The data was paid for with Stop Titan funding and looks at projected adverse health effects from May to September, when ozone formation is already at its peak.
Geoff Gisler is the staff attorney for the Southern Environmental Law Center.
“There would be 530 incidents of people having respiratory problems—asthma attacks, those sorts of things. There would be 160 kids that would have to stay home from school or have to miss camp in the summer.”
After last week’s presentation, Titan America released its response to the study, including a handful of objections. First, the company notes that the study uses the plant’s maximum potential to emit listed in Titan’s draft air permit with the Division of Air Quality or DAQ.
Carolinas Cement General Manager Bob Odom says that the maximum amount isn’t an accurate depiction of what the plant’s emission levels will actually be.
“We could be down a month, a couple of weeks here, a couple of weeks there, to pull maintenance on the plant. And also, if the economy is not as strong, like it’s not strong right now, the plant may not be running full time either.”
Gisler says if Titan did list higher levels than what the company expects to emit annually, then the draft air permit is illegal because it violates the Clean Air Act.
But DAQ Spokesperson Tom Mather says that’s simply not the case and having Titan list its maximum is standard practice for the agency.
“Typically, the levels that would be potentially allowed in a permit are much higher than actual emissions. And that’s true of any facility across the state.”

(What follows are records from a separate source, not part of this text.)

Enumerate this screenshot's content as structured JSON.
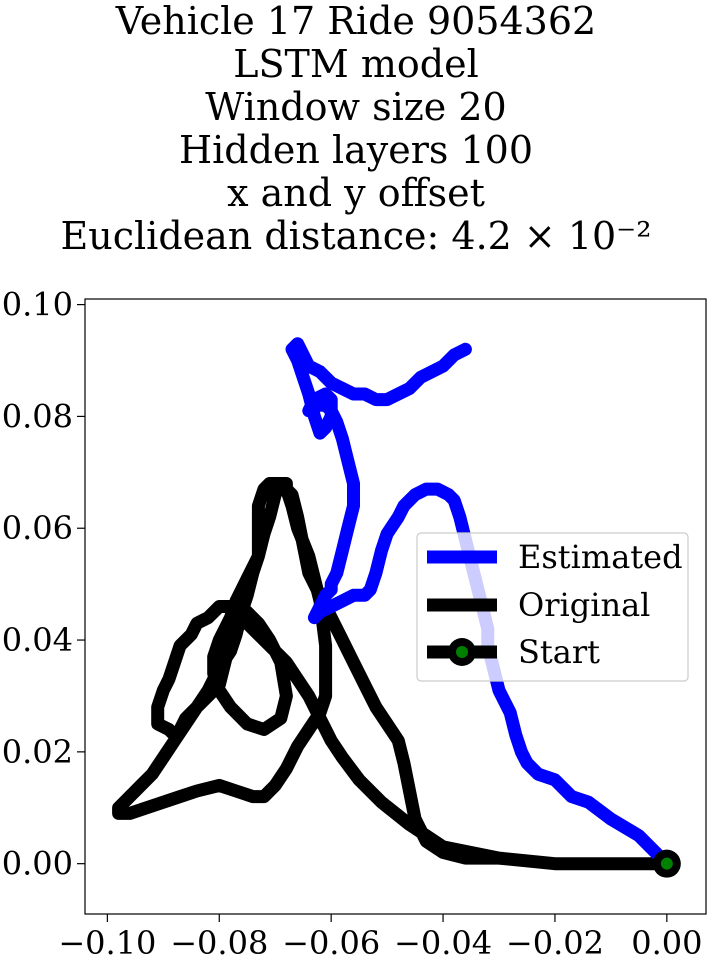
{
  "title_lines": {
    "l1": "Vehicle 17 Ride 9054362",
    "l2": "LSTM model",
    "l3": "Window size 20",
    "l4": "Hidden layers 100",
    "l5": "x and y offset",
    "l6": "Euclidean distance: 4.2 × 10⁻²"
  },
  "chart_data": {
    "type": "line",
    "xlim": [
      -0.104,
      0.007
    ],
    "ylim": [
      -0.009,
      0.101
    ],
    "xticks": [
      "-0.10",
      "-0.08",
      "-0.06",
      "-0.04",
      "-0.02",
      "0.00"
    ],
    "yticks": [
      "0.00",
      "0.02",
      "0.04",
      "0.06",
      "0.08",
      "0.10"
    ],
    "grid": false,
    "legend_position": "center-right",
    "series": [
      {
        "name": "Estimated",
        "color": "#0000ff",
        "x": [
          0.0,
          -0.005,
          -0.01,
          -0.014,
          -0.017,
          -0.02,
          -0.023,
          -0.025,
          -0.026,
          -0.027,
          -0.028,
          -0.03,
          -0.031,
          -0.032,
          -0.032,
          -0.033,
          -0.034,
          -0.035,
          -0.036,
          -0.037,
          -0.038,
          -0.039,
          -0.041,
          -0.043,
          -0.045,
          -0.047,
          -0.048,
          -0.05,
          -0.051,
          -0.052,
          -0.053,
          -0.054,
          -0.056,
          -0.058,
          -0.06,
          -0.062,
          -0.063,
          -0.062,
          -0.061,
          -0.06,
          -0.06,
          -0.059,
          -0.058,
          -0.057,
          -0.056,
          -0.056,
          -0.057,
          -0.058,
          -0.059,
          -0.06,
          -0.061,
          -0.063,
          -0.064,
          -0.063,
          -0.061,
          -0.06,
          -0.06,
          -0.061,
          -0.062,
          -0.063,
          -0.064,
          -0.065,
          -0.066,
          -0.067,
          -0.066,
          -0.065,
          -0.064,
          -0.062,
          -0.06,
          -0.058,
          -0.056,
          -0.054,
          -0.052,
          -0.05,
          -0.048,
          -0.046,
          -0.044,
          -0.042,
          -0.04,
          -0.038,
          -0.036
        ],
        "y": [
          0.0,
          0.005,
          0.008,
          0.011,
          0.012,
          0.015,
          0.016,
          0.018,
          0.02,
          0.023,
          0.027,
          0.031,
          0.035,
          0.039,
          0.042,
          0.046,
          0.05,
          0.054,
          0.058,
          0.062,
          0.065,
          0.066,
          0.067,
          0.067,
          0.066,
          0.064,
          0.062,
          0.059,
          0.056,
          0.052,
          0.049,
          0.048,
          0.048,
          0.047,
          0.046,
          0.045,
          0.044,
          0.046,
          0.048,
          0.049,
          0.05,
          0.052,
          0.056,
          0.06,
          0.064,
          0.068,
          0.072,
          0.076,
          0.079,
          0.081,
          0.082,
          0.082,
          0.081,
          0.083,
          0.084,
          0.083,
          0.08,
          0.078,
          0.077,
          0.08,
          0.084,
          0.087,
          0.09,
          0.092,
          0.093,
          0.091,
          0.089,
          0.088,
          0.086,
          0.085,
          0.084,
          0.084,
          0.083,
          0.083,
          0.084,
          0.085,
          0.087,
          0.088,
          0.089,
          0.091,
          0.092
        ]
      },
      {
        "name": "Original",
        "color": "#000000",
        "x": [
          0.0,
          -0.01,
          -0.02,
          -0.03,
          -0.036,
          -0.04,
          -0.043,
          -0.045,
          -0.046,
          -0.047,
          -0.048,
          -0.05,
          -0.052,
          -0.054,
          -0.056,
          -0.058,
          -0.06,
          -0.062,
          -0.064,
          -0.065,
          -0.066,
          -0.067,
          -0.069,
          -0.071,
          -0.072,
          -0.073,
          -0.073,
          -0.073,
          -0.073,
          -0.074,
          -0.075,
          -0.076,
          -0.077,
          -0.078,
          -0.08,
          -0.082,
          -0.084,
          -0.086,
          -0.088,
          -0.09,
          -0.092,
          -0.094,
          -0.096,
          -0.098,
          -0.098,
          -0.096,
          -0.093,
          -0.09,
          -0.087,
          -0.084,
          -0.08,
          -0.077,
          -0.074,
          -0.072,
          -0.07,
          -0.068,
          -0.066,
          -0.064,
          -0.062,
          -0.061,
          -0.061,
          -0.062,
          -0.064,
          -0.066,
          -0.067,
          -0.068,
          -0.068,
          -0.069,
          -0.07,
          -0.071,
          -0.072,
          -0.073,
          -0.075,
          -0.077,
          -0.078,
          -0.079,
          -0.08,
          -0.081,
          -0.081,
          -0.08,
          -0.078,
          -0.075,
          -0.072,
          -0.069,
          -0.068,
          -0.069,
          -0.071,
          -0.073,
          -0.075,
          -0.076,
          -0.077,
          -0.078,
          -0.079,
          -0.08,
          -0.082,
          -0.084,
          -0.086,
          -0.087,
          -0.088,
          -0.089,
          -0.091,
          -0.091,
          -0.09,
          -0.089,
          -0.088,
          -0.087,
          -0.085,
          -0.084,
          -0.082,
          -0.081,
          -0.08,
          -0.078,
          -0.076,
          -0.073,
          -0.07,
          -0.068,
          -0.066,
          -0.064,
          -0.062,
          -0.06,
          -0.058,
          -0.055,
          -0.051,
          -0.046,
          -0.04,
          -0.03,
          -0.02,
          -0.01,
          0.0
        ],
        "y": [
          0.0,
          0.0,
          0.0,
          0.001,
          0.001,
          0.002,
          0.004,
          0.008,
          0.013,
          0.018,
          0.022,
          0.025,
          0.028,
          0.032,
          0.036,
          0.04,
          0.044,
          0.048,
          0.052,
          0.057,
          0.062,
          0.066,
          0.068,
          0.068,
          0.067,
          0.064,
          0.061,
          0.058,
          0.055,
          0.052,
          0.048,
          0.045,
          0.041,
          0.038,
          0.035,
          0.031,
          0.028,
          0.025,
          0.022,
          0.019,
          0.016,
          0.014,
          0.012,
          0.01,
          0.009,
          0.009,
          0.01,
          0.011,
          0.012,
          0.013,
          0.014,
          0.013,
          0.012,
          0.012,
          0.014,
          0.017,
          0.021,
          0.024,
          0.027,
          0.03,
          0.039,
          0.047,
          0.055,
          0.06,
          0.064,
          0.067,
          0.068,
          0.068,
          0.066,
          0.062,
          0.059,
          0.055,
          0.051,
          0.047,
          0.044,
          0.042,
          0.04,
          0.037,
          0.034,
          0.031,
          0.028,
          0.025,
          0.024,
          0.026,
          0.03,
          0.036,
          0.04,
          0.043,
          0.045,
          0.046,
          0.044,
          0.04,
          0.036,
          0.032,
          0.03,
          0.028,
          0.026,
          0.024,
          0.023,
          0.024,
          0.025,
          0.028,
          0.031,
          0.033,
          0.036,
          0.039,
          0.041,
          0.043,
          0.044,
          0.045,
          0.046,
          0.046,
          0.044,
          0.041,
          0.038,
          0.036,
          0.033,
          0.03,
          0.026,
          0.022,
          0.019,
          0.015,
          0.011,
          0.007,
          0.003,
          0.001,
          0.0,
          0.0,
          0.0
        ]
      },
      {
        "name": "Start",
        "color": "#000000",
        "marker_face": "#008000",
        "x": [
          0.0
        ],
        "y": [
          0.0
        ]
      }
    ]
  }
}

Mather also points out that the DAQ doesn’t evaluate permit applications based on projected healthcare costs; the agency uses federal guidelines from the EPA specifying emission limits.

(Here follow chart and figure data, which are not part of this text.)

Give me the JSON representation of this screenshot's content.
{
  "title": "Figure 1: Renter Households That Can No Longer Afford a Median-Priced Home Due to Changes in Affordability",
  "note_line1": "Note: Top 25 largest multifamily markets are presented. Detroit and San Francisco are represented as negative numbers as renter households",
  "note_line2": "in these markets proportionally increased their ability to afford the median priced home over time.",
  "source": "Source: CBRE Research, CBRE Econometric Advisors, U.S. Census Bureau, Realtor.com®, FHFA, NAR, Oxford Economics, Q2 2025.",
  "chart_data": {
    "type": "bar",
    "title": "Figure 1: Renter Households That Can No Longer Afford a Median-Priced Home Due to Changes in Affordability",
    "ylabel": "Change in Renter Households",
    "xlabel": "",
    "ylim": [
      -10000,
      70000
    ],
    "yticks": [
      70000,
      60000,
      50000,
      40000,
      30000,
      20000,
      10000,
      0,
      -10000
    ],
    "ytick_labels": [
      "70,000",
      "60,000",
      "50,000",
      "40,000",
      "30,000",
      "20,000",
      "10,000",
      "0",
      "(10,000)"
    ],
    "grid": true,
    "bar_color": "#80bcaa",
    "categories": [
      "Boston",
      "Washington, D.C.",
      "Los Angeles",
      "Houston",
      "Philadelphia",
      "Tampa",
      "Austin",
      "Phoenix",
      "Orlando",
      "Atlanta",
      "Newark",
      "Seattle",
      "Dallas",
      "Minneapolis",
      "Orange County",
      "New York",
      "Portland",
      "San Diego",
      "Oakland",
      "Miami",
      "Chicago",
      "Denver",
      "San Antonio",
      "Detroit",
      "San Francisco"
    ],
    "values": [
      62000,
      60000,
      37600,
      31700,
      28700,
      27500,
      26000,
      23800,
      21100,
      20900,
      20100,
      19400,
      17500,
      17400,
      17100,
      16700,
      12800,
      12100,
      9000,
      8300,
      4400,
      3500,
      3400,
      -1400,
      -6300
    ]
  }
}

Another area of contention involves whether or not the ICF International study was peer-reviewed. Odom, with Carolinas Cement, says outside experts should have been consulted, while Gisler, with the Southern Environmental Law Center, says the study uses peer-reviewed data models approved by the EPA.
“That there wasn’t an external peer review of the numbers is really a tangent because the models themselves have been extensively peer-reviewed. So, it’s a distraction.”
Odom and Gisler are also divided on whether the study should have considered possible upcoming changes at other polluting companies in the area since the EPA lowered its limits on sulfur dioxide emissions in 2010.
New Hanover County is still waiting to hear from the federal agency regarding its attainment status of those new limits. Bob Odom:
“The report did not account for reductions in emissions due to proposed changes in existing sources, also. Because the rules are tightening up, people who are here already are going to have to make changes to come into compliance with new rules coming down the pike.”
With the county’s attainment status under scrutiny, Gisler says that any additional emissions would be disconcerting.
So, what’s to come of all this? What’s next in this more than three-year community debate on whether or not Titan should set up shop?
Geoff Gisler: “What we’re hoping to do is help policymakers make decisions—there are still decisions that have to be made at the local and state level. You know, we hope it will inform the public and spark a real discussion about whether or not those health effects are acceptable.”
And Bob Odom: “The goal is to hire as many people from this area as possible, and we’ll be paying taxes. But, we will meet all the rules and regulations and once we’re here, people are going to say, ‘We don’t even know you’re here.’”
As company officials and Stop Titan organizers continue to hash out their opposing views, both sides are waiting to hear a final verdict on the company’s state air permit application. If that green light comes through, work will begin on another batch of permits with the Army Corps of Engineers.
Word from the state DAQ could come any day now.